L'explication est simple, et n'est pas purement cinématographique. Le Brésil, où j'ai vécu en tout onze ans, est mon pays de cœur, et j'ai habité quelques années à Recife, à la fin des années 90, une expérience qui s'est apparentée pour moi à "vivre au paradis". Pas seulement à cause des plages, du climat, de la nourriture, du carnaval, mais surtout en fait des gens, de leur culture, de leur style de vie, de leur humour, de leur gentillesse infinie. Et tout cela, je l'ai retrouvé magnifiquement retranscrit dans l'Agent secret, un film qui prend son temps, le "juste" temps qu'il faut prendre pour nous montrer des gens, ordinaires ou exceptionnels, qui réussissent à vivre ensemble, à sourire, à aimer, à s'aider, même au milieu d'une dictature cruelle.
J'ai dit que l'explication n'était pas "purement cinématographique", mais c'est faux, je me rends compte après l'avoir écrit, car c'est bien là tout le talent de Kleber Mendonça Filho, que de retrouver, et de retranscrire à l'écran cette vérité humaine bouleversante... tout en restant un cinéaste intellectuellement rigoureux, un styliste original et ambitieux, et un moraliste intègre. Bon, ajoutons quand même qu'il a eu à sa disposition l'un des meilleurs acteurs sur la planète en ce moment, le grand, le colossal Wagner Moura.
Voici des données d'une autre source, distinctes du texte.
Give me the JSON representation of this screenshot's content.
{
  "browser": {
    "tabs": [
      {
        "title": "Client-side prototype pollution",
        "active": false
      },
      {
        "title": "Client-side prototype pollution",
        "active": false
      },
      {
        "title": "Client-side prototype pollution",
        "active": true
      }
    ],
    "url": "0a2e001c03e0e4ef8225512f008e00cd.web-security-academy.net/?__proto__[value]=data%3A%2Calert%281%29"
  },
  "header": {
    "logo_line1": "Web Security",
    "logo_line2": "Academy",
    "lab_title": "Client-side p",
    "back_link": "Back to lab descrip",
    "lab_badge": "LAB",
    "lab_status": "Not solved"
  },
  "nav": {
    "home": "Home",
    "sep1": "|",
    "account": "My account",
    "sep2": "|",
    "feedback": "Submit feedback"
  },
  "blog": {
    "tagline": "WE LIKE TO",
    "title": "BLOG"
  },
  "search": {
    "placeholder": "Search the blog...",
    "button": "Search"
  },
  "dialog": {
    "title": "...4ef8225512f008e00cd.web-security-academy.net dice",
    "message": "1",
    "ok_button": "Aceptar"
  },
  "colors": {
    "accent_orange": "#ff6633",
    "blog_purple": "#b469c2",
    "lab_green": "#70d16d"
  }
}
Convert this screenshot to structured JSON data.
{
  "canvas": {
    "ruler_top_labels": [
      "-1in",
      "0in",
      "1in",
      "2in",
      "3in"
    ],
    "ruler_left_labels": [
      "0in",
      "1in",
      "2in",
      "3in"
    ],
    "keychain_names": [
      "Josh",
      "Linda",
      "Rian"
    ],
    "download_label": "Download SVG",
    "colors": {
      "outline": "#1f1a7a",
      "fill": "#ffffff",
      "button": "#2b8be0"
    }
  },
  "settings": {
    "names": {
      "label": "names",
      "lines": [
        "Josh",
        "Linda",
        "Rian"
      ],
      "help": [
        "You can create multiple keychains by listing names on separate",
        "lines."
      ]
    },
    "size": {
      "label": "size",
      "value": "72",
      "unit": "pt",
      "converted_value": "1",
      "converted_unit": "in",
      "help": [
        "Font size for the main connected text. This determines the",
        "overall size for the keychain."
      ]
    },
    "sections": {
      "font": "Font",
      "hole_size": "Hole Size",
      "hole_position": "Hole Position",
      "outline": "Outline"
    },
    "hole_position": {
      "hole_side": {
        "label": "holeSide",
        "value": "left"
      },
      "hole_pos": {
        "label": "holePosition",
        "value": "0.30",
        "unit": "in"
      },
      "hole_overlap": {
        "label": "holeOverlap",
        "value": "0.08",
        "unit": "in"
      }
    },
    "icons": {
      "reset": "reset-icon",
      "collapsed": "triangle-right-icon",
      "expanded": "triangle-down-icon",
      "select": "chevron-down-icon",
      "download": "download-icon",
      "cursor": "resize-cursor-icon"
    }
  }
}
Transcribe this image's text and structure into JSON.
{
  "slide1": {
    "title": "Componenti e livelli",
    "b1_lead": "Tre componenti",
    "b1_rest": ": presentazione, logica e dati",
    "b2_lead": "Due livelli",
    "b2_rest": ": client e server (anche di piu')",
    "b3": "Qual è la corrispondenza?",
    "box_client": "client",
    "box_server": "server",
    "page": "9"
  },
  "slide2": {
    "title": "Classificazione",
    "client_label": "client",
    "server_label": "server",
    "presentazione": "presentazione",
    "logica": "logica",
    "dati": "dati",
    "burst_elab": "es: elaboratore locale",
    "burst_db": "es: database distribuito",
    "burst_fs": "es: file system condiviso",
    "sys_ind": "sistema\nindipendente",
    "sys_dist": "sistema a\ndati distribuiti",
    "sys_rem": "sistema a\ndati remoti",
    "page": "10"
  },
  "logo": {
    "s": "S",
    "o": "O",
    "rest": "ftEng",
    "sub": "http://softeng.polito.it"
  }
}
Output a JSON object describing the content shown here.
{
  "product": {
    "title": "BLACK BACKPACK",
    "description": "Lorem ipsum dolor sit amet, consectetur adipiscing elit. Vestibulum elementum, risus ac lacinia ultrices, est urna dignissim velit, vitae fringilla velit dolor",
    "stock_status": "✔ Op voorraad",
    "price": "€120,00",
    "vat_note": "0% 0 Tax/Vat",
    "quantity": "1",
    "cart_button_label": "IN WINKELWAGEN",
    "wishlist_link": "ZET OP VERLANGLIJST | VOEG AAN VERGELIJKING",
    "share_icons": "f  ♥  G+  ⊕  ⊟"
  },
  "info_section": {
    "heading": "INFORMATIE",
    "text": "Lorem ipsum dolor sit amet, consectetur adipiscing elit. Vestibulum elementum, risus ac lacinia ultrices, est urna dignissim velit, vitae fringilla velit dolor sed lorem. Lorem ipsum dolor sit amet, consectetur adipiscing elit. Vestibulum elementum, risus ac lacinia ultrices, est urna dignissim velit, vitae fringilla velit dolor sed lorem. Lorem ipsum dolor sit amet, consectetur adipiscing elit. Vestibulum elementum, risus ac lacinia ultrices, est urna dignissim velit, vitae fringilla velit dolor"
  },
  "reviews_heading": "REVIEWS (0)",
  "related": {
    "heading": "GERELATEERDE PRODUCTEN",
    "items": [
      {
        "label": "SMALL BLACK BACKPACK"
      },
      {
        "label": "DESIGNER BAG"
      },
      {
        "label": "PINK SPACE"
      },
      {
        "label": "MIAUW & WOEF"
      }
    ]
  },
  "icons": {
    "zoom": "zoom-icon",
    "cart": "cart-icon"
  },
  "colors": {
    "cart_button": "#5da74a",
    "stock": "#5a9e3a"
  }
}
Si l'on compare O Agento Secreto au déjà remarquable Ainda Estou Aqui de Walter Salles (quelle année 2026 qui s'est ouverte sur le Salles et se referme sur le Mendonça Filho, deux films qui parlent formidablement, et à hauteur d'homme, de la dictature !), il est impossible de ne pas préférer le chemin emprunté par l'Agent secret. Parce qu'il ne recule pas devant l'onirisme trivial (la légende urbaine de la jambe coupée venant terroriser les partouzeurs d'un parc recifense !), ni devant une petite dose de gore que l'on dirait héritée du giallio italien. Mais surtout parce qu'il a l'audace de montrer que la dictature - exactement comme on le voit en ce moment aux USA avec Trump - c'est aussi l'appropriation du bien commun par les riches amis du pouvoir, et la destruction de l'intelligence et de la science représentées par les universités et leur travail. Quoi de plus moderne, quoi de plus contemporain, quoi de plus juste que cela ?
L'Agent secret, film réellement indispensable, est le meilleur portrait possible du désastre qui se produit en ce moment, devant nos yeux, aux USA. Mais c'est aussi une oeuvre d'art qui nous rappelle que la résistance ne peut se développer que dans le cœur des hommes et des femmes, et, finalement, reste une affaire de TRANSMISSION. Du sang, de la mémoire, de la parole, de l'image, de la culture. Et c'est en cela que le dernier quart d'heure du film, en particulier, est SUBLIME.